My problem with you is this: Just as the Common Man, Sir, your newspaper too stands as a mute spectator all these years! Whenever a system crashes down, your esteemed newspaper would be the ‘first’ to bring us the ‘esteemed news’. And then in the race to be the ‘first’ to bring the next big news, Sir, you forget the burning past. I agree, Sir that you are the highest English language newspaper and in your own words, ‘very liberal’. But, it has occurred to me lately that you represent the masses. You are considered as the ‘Fourth Estate’ not for a rhyme, but for a reason. You, Sir should be publishing the ‘voices of us, commoners’. You should personify the woes of every Indian not just in a cartoon. You should take the lead in asking the ‘Why’s?’ from all our leaders, irrespective of which party they belong to or which party you support.
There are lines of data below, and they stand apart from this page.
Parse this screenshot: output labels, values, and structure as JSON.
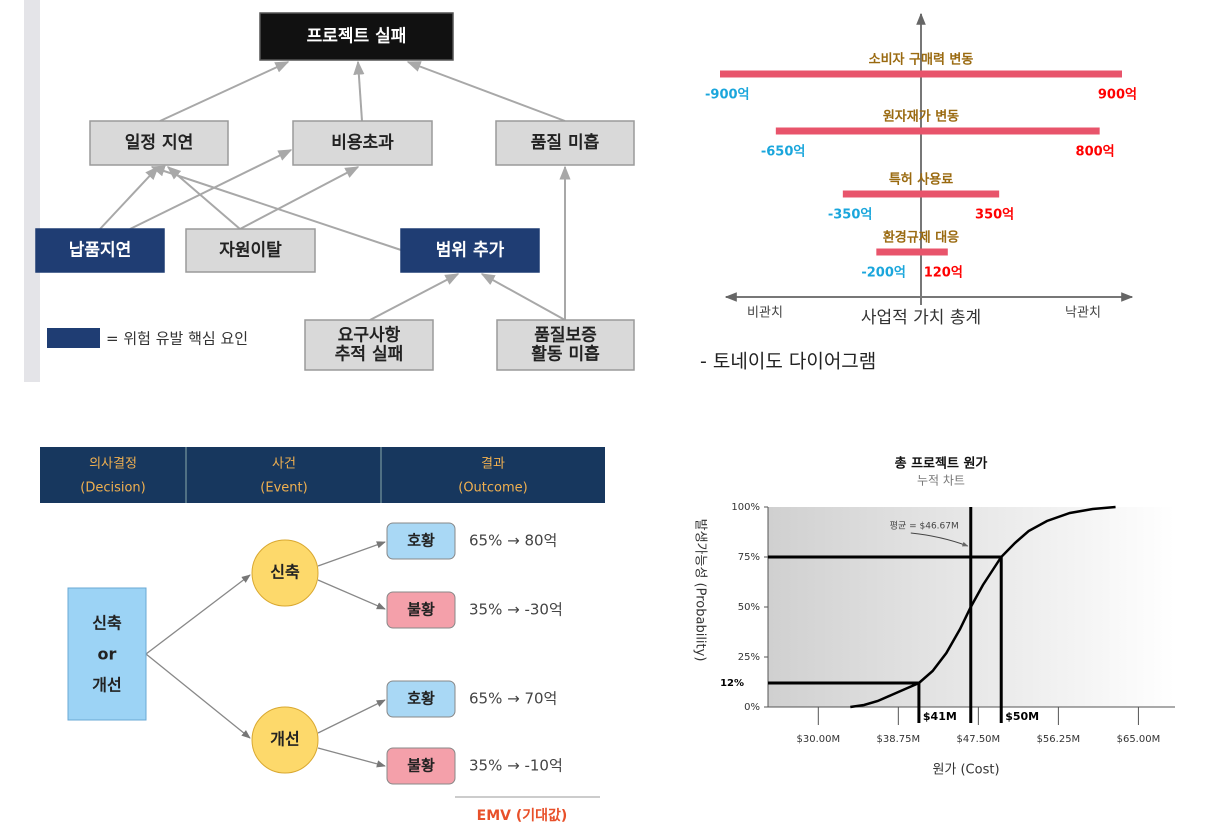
{
  "risk_diagram": {
    "nodes": [
      {
        "lines": [
          "프로젝트 실패"
        ],
        "kind": "root"
      },
      {
        "lines": [
          "일정 지연"
        ],
        "kind": "effect"
      },
      {
        "lines": [
          "비용초과"
        ],
        "kind": "effect"
      },
      {
        "lines": [
          "품질 미흡"
        ],
        "kind": "effect"
      },
      {
        "lines": [
          "납품지연"
        ],
        "kind": "key"
      },
      {
        "lines": [
          "자원이탈"
        ],
        "kind": "effect"
      },
      {
        "lines": [
          "범위 추가"
        ],
        "kind": "key"
      },
      {
        "lines": [
          "요구사항",
          "추적 실패"
        ],
        "kind": "effect"
      },
      {
        "lines": [
          "품질보증",
          "활동 미흡"
        ],
        "kind": "effect"
      }
    ],
    "legend": "= 위험 유발 핵심 요인"
  },
  "decision_tree": {
    "headers": [
      [
        "의사결정",
        "(Decision)"
      ],
      [
        "사건",
        "(Event)"
      ],
      [
        "결과",
        "(Outcome)"
      ]
    ],
    "decision": [
      "신축",
      "or",
      "개선"
    ],
    "events": [
      {
        "label": "신축",
        "outcomes": [
          {
            "label": "호황",
            "result": "65% → 80억"
          },
          {
            "label": "불황",
            "result": "35% → -30억"
          }
        ]
      },
      {
        "label": "개선",
        "outcomes": [
          {
            "label": "호황",
            "result": "65% → 70억"
          },
          {
            "label": "불황",
            "result": "35% → -10억"
          }
        ]
      }
    ],
    "footer": "EMV (기대값)"
  },
  "chart_data": [
    {
      "type": "tornado",
      "categories": [
        "소비자 구매력 변동",
        "원자재가 변동",
        "특허 사용료",
        "환경규제 대응"
      ],
      "low": [
        -900,
        -650,
        -350,
        -200
      ],
      "high": [
        900,
        800,
        350,
        120
      ],
      "low_labels": [
        "-900억",
        "-650억",
        "-350억",
        "-200억"
      ],
      "high_labels": [
        "900억",
        "800억",
        "350억",
        "120억"
      ],
      "color": "#e8546b",
      "low_label_color": "#1aa6dc",
      "high_label_color": "#ff0000",
      "xlim": [
        -900,
        900
      ],
      "x_axis_left": "비관치",
      "x_axis_right": "낙관치",
      "xlabel": "사업적 가치 총계",
      "caption": "- 토네이도 다이어그램"
    },
    {
      "type": "line",
      "title": "총 프로젝트 원가",
      "subtitle": "누적 차트",
      "xlabel": "원가 (Cost)",
      "ylabel": "발생가능성 (Probability)",
      "x": [
        33.5,
        35,
        36.5,
        38,
        39.5,
        41,
        42.5,
        44,
        45.5,
        46.67,
        48,
        49,
        50,
        51.5,
        53,
        55,
        57.5,
        60,
        62.5
      ],
      "values": [
        0,
        1,
        3,
        6,
        9,
        12,
        18,
        27,
        39,
        50,
        61,
        68,
        75,
        82,
        88,
        93,
        97,
        99,
        100
      ],
      "color": "#000000",
      "xlim": [
        24.5,
        69
      ],
      "ylim": [
        0,
        100
      ],
      "xticks": [
        {
          "value": 30,
          "label": "$30.00M"
        },
        {
          "value": 38.75,
          "label": "$38.75M"
        },
        {
          "value": 47.5,
          "label": "$47.50M"
        },
        {
          "value": 56.25,
          "label": "$56.25M"
        },
        {
          "value": 65,
          "label": "$65.00M"
        }
      ],
      "yticks": [
        {
          "value": 0,
          "label": "0%"
        },
        {
          "value": 25,
          "label": "25%"
        },
        {
          "value": 50,
          "label": "50%"
        },
        {
          "value": 75,
          "label": "75%"
        },
        {
          "value": 100,
          "label": "100%"
        }
      ],
      "markers": [
        {
          "x": 41,
          "y": 12,
          "x_label": "$41M",
          "y_label": "12%"
        },
        {
          "x": 50,
          "y": 75,
          "x_label": "$50M"
        }
      ],
      "mean": {
        "value": 46.67,
        "label": "평균 = $46.67M"
      }
    }
  ]
}
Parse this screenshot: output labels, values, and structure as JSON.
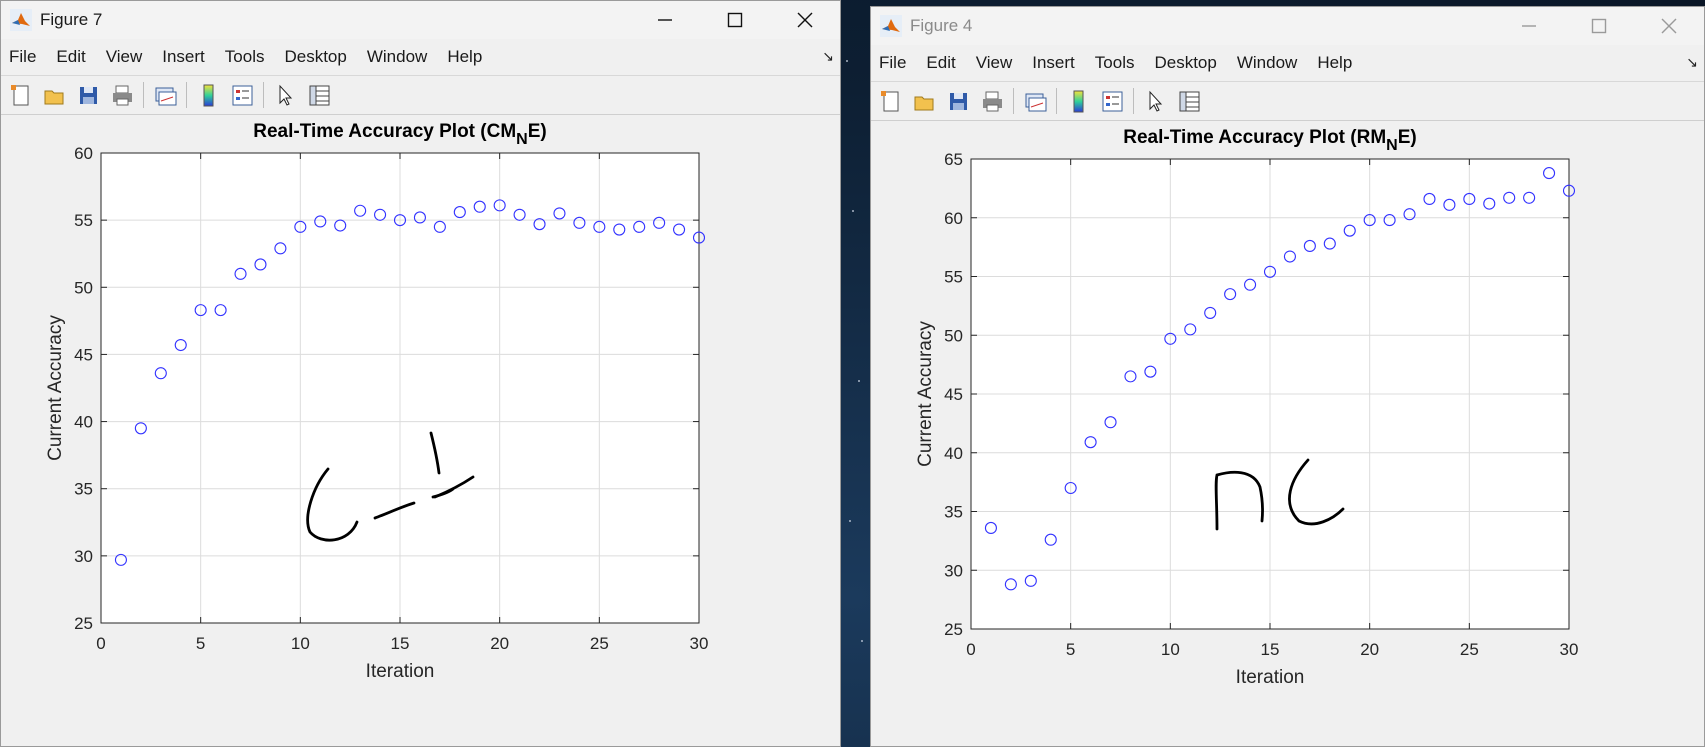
{
  "windows": [
    {
      "title": "Figure 7",
      "active": true,
      "menu": [
        "File",
        "Edit",
        "View",
        "Insert",
        "Tools",
        "Desktop",
        "Window",
        "Help"
      ],
      "handwriting": "C-J"
    },
    {
      "title": "Figure 4",
      "active": false,
      "menu": [
        "File",
        "Edit",
        "View",
        "Insert",
        "Tools",
        "Desktop",
        "Window",
        "Help"
      ],
      "handwriting": "NC"
    }
  ],
  "toolbar_icons": [
    "new-figure-icon",
    "open-file-icon",
    "save-icon",
    "print-icon",
    "link-plot-icon",
    "colorbar-icon",
    "legend-icon",
    "edit-plot-icon",
    "property-inspector-icon"
  ],
  "colors": {
    "marker": "#3333ff",
    "grid": "#dcdcdc",
    "axes_bg": "#ffffff"
  },
  "chart_data": [
    {
      "type": "scatter",
      "title_main": "Real-Time Accuracy Plot (CM",
      "title_sub": "N",
      "title_end": "E)",
      "xlabel": "Iteration",
      "ylabel": "Current Accuracy",
      "xlim": [
        0,
        30
      ],
      "ylim": [
        25,
        60
      ],
      "xticks": [
        0,
        5,
        10,
        15,
        20,
        25,
        30
      ],
      "yticks": [
        25,
        30,
        35,
        40,
        45,
        50,
        55,
        60
      ],
      "x": [
        1,
        2,
        3,
        4,
        5,
        6,
        7,
        8,
        9,
        10,
        11,
        12,
        13,
        14,
        15,
        16,
        17,
        18,
        19,
        20,
        21,
        22,
        23,
        24,
        25,
        26,
        27,
        28,
        29,
        30
      ],
      "y": [
        29.7,
        39.5,
        43.6,
        45.7,
        48.3,
        48.3,
        51.0,
        51.7,
        52.9,
        54.5,
        54.9,
        54.6,
        55.7,
        55.4,
        55.0,
        55.2,
        54.5,
        55.6,
        56.0,
        56.1,
        55.4,
        54.7,
        55.5,
        54.8,
        54.5,
        54.3,
        54.5,
        54.8,
        54.3,
        53.7
      ]
    },
    {
      "type": "scatter",
      "title_main": "Real-Time Accuracy Plot (RM",
      "title_sub": "N",
      "title_end": "E)",
      "xlabel": "Iteration",
      "ylabel": "Current Accuracy",
      "xlim": [
        0,
        30
      ],
      "ylim": [
        25,
        65
      ],
      "xticks": [
        0,
        5,
        10,
        15,
        20,
        25,
        30
      ],
      "yticks": [
        25,
        30,
        35,
        40,
        45,
        50,
        55,
        60,
        65
      ],
      "x": [
        1,
        2,
        3,
        4,
        5,
        6,
        7,
        8,
        9,
        10,
        11,
        12,
        13,
        14,
        15,
        16,
        17,
        18,
        19,
        20,
        21,
        22,
        23,
        24,
        25,
        26,
        27,
        28,
        29,
        30
      ],
      "y": [
        33.6,
        28.8,
        29.1,
        32.6,
        37.0,
        40.9,
        42.6,
        46.5,
        46.9,
        49.7,
        50.5,
        51.9,
        53.5,
        54.3,
        55.4,
        56.7,
        57.6,
        57.8,
        58.9,
        59.8,
        59.8,
        60.3,
        61.6,
        61.1,
        61.6,
        61.2,
        61.7,
        61.7,
        63.8,
        62.3
      ]
    }
  ]
}
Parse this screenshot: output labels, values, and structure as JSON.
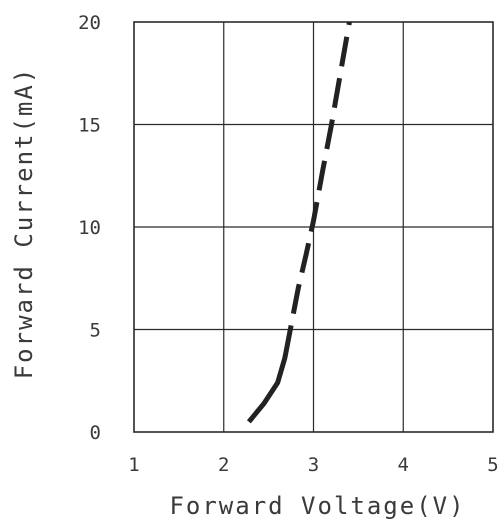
{
  "chart_data": {
    "type": "line",
    "xlabel": "Forward Voltage(V)",
    "ylabel": "Forward Current(mA)",
    "xlim": [
      1,
      5
    ],
    "ylim": [
      0,
      20
    ],
    "x_ticks": [
      "1",
      "2",
      "3",
      "4",
      "5"
    ],
    "y_ticks": [
      "0",
      "5",
      "10",
      "15",
      "20"
    ],
    "grid": true,
    "series": [
      {
        "line_style": "dashed",
        "color": "#222222",
        "x": [
          2.28,
          2.45,
          2.6,
          2.68,
          2.75,
          2.83,
          2.92,
          3.0,
          3.1,
          3.2,
          3.3,
          3.4
        ],
        "y": [
          0.5,
          1.4,
          2.4,
          3.6,
          5.2,
          7.0,
          8.7,
          10.3,
          12.7,
          15.0,
          17.5,
          20.0
        ]
      }
    ]
  }
}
Our nation, no doubt invariably follows a pseudo-democracy. Where is the ‘For the people’ part? Why it so happens that, after the people are chosen by the people, the ‘chosen people’ easily transform into ‘politicians’. Forgive me, Sir, but ‘politics’ isn’t about managing any more, it has become a ‘murky thing’, and all this while you, the Fourth Estate just looks on…refuses to act. With all the powers that make you what you are, you should be the one to bell the cat. Yes, Mr. Editor, the time has come for you to actually put into practice, your sole purpose of starting this esteemed newspaper.
We Indians need to start a revolution now with an apt war cry. And so, we need you to voice this war cry. For if we don’t start now, there won’t be any Indians left! And then I wonder Sir, who would read your ‘esteemed newspaper’! Is this asking for too much?